Guest editors: Claire Jamieson, Torsten Lange, and Lucía C. Pérez-Moreno

Over the course of the last decade, there has been a resurgence in feminist thinking and activism. Utilizing new tools and strategies for communication, women from all over the world and from different social and cultural backgrounds continue to strive for equal rights in the face of discrimination, sexism, and misogyny. In 2013, Ealasaid Munro argued that these recent developments mark a ‘fourth wave’ of feminism, characterized by its commitment to a ‘diversity of purpose’ that recognises intersectionality as a key issue of our time, and questioning established sex/gender systems and gender identity as a binary category. Simultaneously, this new wave is strongly associated with digital technology as a platform for previously marginalised voices. The aim of this Special Collection is to explore the impact of fourth wave feminism on architectural historiography.

Feminist architectural historiography emerged in parallel with the second wave of feminism in the 1960s and 1970s. It was chiefly concerned with women’s contribution to the production of the built environment, seeking to uncover the biographies of the first generation of women architects during the early modernist period. In the 1990s, the focus of feminist architectural history shifted, drawing from the insights of third wave feminism and queer theory’s critique of binary and hetero-normative definitions of gender. These histories interrogated the multiple relationships between space and the construction (and reinforcement) of gendered identities. Apart from destabilizing fixed categories, these authors also worked to dismantle master narratives, giving attention to micro-histories, everyday spaces, as well as unknown and marginal figures. As a result, a growing body of work began to address, in addition to gender, other axes of oppression such as class, age, ethnicity, sexuality, and religion, among others.

The editors of this Special Collection seek to explore what distinguishes current and emerging research from the previous five decades of writing feminist architectural histories. What knowledge of fourth wave feminism are we engaging with? How have questions, approaches, theoretical and analytical frameworks, and methodologies related to feminism evolved over time? What distinctly new features and concerns can we identify today?

In particular, this Special Collection aims to generate (meta) debates on fourth wave feminism within architectural history itself, engaging with the great number of recent publications, conferences, symposia, and exhibitions on this subject. We welcome articles that take a fresh look at the historiography of feminism from this contemporary perspective. Rather than single case studies, we ask that authors consciously situate their contributions in relation to broader global and technological contexts. Moreover, we aim for self-reflexive, intergenerational (with regard to previous feminist scholarship) and intersectional contributions.

This Call for papers is opened to contributions that:

  • Consider histories (trajectories) of feminist architectural writing in relation to particular geographies and/or historical periods. Subjects from the pre-modern period — prior to the first generation of female architects and designers already explored by feminist architectural historians — and non-western geographies are encouraged.

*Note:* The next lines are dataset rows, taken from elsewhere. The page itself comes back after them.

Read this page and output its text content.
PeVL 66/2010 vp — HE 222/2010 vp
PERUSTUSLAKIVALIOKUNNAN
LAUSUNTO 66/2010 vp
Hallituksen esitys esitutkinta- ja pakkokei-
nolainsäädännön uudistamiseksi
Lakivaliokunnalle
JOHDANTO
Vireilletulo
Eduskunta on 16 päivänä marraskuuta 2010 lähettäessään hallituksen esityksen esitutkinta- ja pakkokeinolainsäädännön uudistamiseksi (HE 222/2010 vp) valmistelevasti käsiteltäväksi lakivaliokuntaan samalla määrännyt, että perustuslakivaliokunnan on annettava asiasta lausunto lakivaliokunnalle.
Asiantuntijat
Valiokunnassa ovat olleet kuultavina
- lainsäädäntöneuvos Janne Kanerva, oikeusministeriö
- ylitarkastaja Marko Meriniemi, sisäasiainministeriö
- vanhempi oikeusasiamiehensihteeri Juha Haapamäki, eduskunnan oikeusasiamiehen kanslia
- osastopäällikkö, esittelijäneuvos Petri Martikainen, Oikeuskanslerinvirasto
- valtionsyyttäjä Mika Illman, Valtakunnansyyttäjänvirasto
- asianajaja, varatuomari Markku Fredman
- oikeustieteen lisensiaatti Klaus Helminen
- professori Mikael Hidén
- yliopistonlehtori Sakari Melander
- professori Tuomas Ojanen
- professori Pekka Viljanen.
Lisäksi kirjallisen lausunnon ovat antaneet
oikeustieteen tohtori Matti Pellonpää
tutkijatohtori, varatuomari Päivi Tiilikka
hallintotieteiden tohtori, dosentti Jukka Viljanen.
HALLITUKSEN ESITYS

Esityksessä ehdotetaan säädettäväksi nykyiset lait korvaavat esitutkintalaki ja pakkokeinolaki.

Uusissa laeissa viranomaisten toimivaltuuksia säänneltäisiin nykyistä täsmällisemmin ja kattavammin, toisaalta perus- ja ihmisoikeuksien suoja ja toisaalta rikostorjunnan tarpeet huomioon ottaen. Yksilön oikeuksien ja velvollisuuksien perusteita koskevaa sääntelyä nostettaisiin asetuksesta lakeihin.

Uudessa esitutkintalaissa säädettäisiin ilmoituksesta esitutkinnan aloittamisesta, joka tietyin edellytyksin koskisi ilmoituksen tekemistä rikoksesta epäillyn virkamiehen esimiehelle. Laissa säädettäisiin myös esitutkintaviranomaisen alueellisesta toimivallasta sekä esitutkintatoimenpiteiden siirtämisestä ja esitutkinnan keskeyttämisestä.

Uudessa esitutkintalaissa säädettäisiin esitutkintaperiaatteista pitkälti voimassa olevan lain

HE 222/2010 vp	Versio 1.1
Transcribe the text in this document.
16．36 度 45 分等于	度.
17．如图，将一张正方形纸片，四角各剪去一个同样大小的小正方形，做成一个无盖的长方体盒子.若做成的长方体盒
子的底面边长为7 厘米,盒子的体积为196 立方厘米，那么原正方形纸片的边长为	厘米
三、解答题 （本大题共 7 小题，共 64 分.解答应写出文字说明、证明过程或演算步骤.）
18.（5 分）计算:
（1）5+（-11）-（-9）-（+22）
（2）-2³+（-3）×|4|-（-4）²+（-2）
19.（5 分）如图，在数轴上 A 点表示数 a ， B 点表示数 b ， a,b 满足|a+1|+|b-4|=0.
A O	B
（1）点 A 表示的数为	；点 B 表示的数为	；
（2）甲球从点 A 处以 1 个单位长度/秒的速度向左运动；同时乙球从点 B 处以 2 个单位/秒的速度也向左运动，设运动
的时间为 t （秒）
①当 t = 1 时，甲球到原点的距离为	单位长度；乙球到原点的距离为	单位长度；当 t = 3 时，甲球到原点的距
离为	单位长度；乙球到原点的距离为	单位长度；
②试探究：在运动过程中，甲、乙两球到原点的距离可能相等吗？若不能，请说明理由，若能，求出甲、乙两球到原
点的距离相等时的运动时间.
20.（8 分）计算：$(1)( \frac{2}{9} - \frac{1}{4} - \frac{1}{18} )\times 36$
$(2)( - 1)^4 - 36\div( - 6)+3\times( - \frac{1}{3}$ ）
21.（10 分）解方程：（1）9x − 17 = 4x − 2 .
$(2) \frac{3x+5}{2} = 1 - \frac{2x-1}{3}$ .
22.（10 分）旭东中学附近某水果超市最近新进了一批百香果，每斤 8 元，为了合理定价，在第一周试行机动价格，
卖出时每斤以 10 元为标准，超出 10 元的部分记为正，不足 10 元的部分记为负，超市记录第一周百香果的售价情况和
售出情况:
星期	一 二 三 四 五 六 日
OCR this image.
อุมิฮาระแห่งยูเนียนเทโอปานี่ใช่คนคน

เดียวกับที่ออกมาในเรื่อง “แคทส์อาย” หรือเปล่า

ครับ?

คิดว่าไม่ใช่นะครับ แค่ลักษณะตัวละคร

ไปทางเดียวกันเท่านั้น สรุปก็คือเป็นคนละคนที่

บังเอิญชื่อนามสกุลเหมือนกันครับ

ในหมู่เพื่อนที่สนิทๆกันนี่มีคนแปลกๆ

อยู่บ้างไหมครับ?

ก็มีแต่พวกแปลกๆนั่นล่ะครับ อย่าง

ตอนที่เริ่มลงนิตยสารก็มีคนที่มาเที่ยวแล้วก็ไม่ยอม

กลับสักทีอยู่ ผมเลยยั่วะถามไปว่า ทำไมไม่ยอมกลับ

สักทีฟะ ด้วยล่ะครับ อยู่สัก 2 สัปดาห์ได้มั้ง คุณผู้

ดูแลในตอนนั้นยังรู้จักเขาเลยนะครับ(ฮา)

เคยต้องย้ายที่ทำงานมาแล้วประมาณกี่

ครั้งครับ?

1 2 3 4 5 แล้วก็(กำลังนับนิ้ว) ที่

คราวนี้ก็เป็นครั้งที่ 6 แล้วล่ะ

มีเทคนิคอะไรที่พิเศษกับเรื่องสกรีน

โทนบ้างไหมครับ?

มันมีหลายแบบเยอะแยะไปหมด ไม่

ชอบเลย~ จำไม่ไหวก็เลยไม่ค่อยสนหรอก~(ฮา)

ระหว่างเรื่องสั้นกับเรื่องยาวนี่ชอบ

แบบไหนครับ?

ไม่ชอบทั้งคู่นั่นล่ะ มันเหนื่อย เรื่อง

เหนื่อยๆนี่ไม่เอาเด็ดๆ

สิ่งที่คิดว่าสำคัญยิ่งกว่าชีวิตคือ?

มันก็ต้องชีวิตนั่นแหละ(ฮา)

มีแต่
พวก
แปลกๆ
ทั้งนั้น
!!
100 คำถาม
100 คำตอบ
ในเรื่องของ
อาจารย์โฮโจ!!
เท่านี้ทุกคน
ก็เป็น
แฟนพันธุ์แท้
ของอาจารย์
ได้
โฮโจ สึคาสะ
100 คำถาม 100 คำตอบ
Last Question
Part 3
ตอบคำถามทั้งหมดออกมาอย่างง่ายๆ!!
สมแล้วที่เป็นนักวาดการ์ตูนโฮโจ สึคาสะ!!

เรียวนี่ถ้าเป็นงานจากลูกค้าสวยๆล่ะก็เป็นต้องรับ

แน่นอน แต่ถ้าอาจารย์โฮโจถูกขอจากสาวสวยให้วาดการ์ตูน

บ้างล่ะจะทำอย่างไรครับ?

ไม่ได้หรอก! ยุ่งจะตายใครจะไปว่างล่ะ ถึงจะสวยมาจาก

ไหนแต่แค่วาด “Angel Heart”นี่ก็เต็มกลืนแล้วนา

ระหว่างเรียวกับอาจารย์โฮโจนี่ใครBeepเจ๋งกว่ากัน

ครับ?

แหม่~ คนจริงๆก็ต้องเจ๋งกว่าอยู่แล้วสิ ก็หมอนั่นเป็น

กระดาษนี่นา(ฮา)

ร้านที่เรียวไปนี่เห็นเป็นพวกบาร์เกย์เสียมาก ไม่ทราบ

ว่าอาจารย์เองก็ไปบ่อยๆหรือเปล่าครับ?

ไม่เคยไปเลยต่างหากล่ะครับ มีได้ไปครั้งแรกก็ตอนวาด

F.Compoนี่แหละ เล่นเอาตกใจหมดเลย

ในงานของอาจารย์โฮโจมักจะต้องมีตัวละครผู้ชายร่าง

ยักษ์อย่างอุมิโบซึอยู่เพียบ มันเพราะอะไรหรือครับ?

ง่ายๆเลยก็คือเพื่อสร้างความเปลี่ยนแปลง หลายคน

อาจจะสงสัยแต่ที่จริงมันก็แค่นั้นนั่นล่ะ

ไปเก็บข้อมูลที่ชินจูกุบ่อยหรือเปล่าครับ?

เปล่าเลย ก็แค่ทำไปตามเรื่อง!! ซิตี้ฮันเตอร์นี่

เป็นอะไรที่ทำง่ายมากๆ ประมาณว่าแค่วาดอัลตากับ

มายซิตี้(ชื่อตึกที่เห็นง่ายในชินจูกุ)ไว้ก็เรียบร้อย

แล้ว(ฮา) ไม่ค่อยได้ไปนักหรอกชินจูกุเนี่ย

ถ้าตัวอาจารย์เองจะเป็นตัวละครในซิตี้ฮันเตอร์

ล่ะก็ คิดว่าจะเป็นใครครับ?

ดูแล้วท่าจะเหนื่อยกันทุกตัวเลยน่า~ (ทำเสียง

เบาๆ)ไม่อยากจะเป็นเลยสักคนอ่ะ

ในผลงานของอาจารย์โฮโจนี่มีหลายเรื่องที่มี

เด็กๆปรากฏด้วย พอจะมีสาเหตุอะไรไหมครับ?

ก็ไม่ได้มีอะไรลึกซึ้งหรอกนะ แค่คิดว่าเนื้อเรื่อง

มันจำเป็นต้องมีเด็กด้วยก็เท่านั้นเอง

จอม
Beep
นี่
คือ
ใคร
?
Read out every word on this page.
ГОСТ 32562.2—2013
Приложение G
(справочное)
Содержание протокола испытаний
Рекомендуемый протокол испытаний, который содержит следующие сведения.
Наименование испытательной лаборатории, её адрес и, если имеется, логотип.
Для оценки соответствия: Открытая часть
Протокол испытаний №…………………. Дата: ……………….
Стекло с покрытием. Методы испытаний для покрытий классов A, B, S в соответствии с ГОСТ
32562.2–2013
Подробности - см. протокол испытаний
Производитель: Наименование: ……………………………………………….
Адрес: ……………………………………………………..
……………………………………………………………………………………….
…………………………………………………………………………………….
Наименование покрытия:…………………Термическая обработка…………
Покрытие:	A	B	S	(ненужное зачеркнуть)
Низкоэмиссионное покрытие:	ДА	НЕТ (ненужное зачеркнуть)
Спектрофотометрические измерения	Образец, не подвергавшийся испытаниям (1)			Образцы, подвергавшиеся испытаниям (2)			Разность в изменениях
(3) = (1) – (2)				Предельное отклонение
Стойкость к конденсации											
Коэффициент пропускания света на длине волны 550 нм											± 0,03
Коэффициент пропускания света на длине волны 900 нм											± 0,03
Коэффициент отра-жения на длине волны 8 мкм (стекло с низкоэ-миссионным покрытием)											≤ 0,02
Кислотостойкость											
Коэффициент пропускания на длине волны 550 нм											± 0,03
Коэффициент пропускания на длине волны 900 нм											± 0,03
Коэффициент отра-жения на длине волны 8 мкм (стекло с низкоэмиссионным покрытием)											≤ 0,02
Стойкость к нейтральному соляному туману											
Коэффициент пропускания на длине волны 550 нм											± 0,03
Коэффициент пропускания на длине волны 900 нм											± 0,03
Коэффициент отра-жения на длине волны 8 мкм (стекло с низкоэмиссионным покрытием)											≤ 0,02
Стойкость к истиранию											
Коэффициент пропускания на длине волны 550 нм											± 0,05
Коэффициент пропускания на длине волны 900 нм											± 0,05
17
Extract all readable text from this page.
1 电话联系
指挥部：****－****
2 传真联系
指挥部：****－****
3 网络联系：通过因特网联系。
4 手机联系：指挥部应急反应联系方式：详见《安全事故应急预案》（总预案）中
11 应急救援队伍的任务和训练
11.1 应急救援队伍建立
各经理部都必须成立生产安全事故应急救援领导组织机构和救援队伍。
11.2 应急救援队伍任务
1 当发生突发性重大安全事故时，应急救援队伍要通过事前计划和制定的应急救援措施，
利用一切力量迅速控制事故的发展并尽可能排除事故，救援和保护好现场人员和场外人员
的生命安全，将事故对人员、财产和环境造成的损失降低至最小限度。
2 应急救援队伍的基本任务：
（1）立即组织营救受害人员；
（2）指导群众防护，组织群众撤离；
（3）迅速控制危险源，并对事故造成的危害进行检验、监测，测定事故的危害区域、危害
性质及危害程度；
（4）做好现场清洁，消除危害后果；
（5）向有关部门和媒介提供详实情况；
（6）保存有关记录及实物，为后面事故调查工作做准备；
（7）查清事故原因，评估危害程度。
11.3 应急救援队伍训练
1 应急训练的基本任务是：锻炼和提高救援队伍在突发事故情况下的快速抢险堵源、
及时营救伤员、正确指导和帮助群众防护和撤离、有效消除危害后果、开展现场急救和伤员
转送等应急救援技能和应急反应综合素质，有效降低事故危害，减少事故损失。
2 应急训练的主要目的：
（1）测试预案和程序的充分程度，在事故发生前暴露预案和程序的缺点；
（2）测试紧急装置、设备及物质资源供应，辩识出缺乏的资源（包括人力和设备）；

We welcome research on the work of hitherto unknown or unrecognized female historians, anthropologists, ethnographers, and ‘amateur’ writers, along with analysis of the idiosyncrasies of their chosen subject matters e.g. studies of folk art and architecture, and vernacular building. Indeed, how might further insights into pre-modern and non-western contexts shed more light on the historicity of ‘women’ as a category?
  • Address ways in which our understanding of architecture is based on a patriarchal way of seeing the discipline. How does this reflect on architectural history? Could the gendered nature of pervasive notions of professionalism, expertise, and knowledge be challenged? What would it mean to assume that women have always been involved in the production of the material world/built environment, but that these instances were not recorded and thus erased from history?
  • Present methodological discussions and creative strategies that work around such issues as absences and problems with empty or lost archives, and the lack of documented (female) names. This topic is particularly pertinent in relation to the study of fractured biographies, processes of migration and exile, or work in contexts where the status of personal and official records may be more vulnerable. In turn, this raises important questions about biography as a historiographical method, and the issue of persons/characters as historical agents more generally.
  • Expose reflections and/or experiences in relation to the question of the digital and networked knowledge, and the concurrent shift from third wave feminism’s concern with individual/personal issues and micropolitics to newly emerging global alliances. To what extent can this shift to global alliances also be witnessed within historiography? As new ways of gathering and analysing (big) data emerge and open source bibliographies are being built and exchanged globally, is – or could there be – a shift away from microhistories, which focus on individual women, to studies that take into view larger time periods and geographies? Is this an advantage? Would this approach produce alternatives to canonical survey histories such as those by Pevsner, Giedion, Frampton et al.?
  • Take a broader LGBTIQ/non-binary perspective – either through subject, historiography or methodology – to consider aspects of queer space and the queer identities of architects and/or architecture history and historiography.

Article proposals should be submitted in English, between 500-800 words. Submission should include a brief cover letter, contact information and author C.V.

Proposals will be reviewed by the editorial board. The authors of selected proposals will be asked to submit their full papers to the editors by 15 January 2019. All papers will be subject to blind peer reviewing.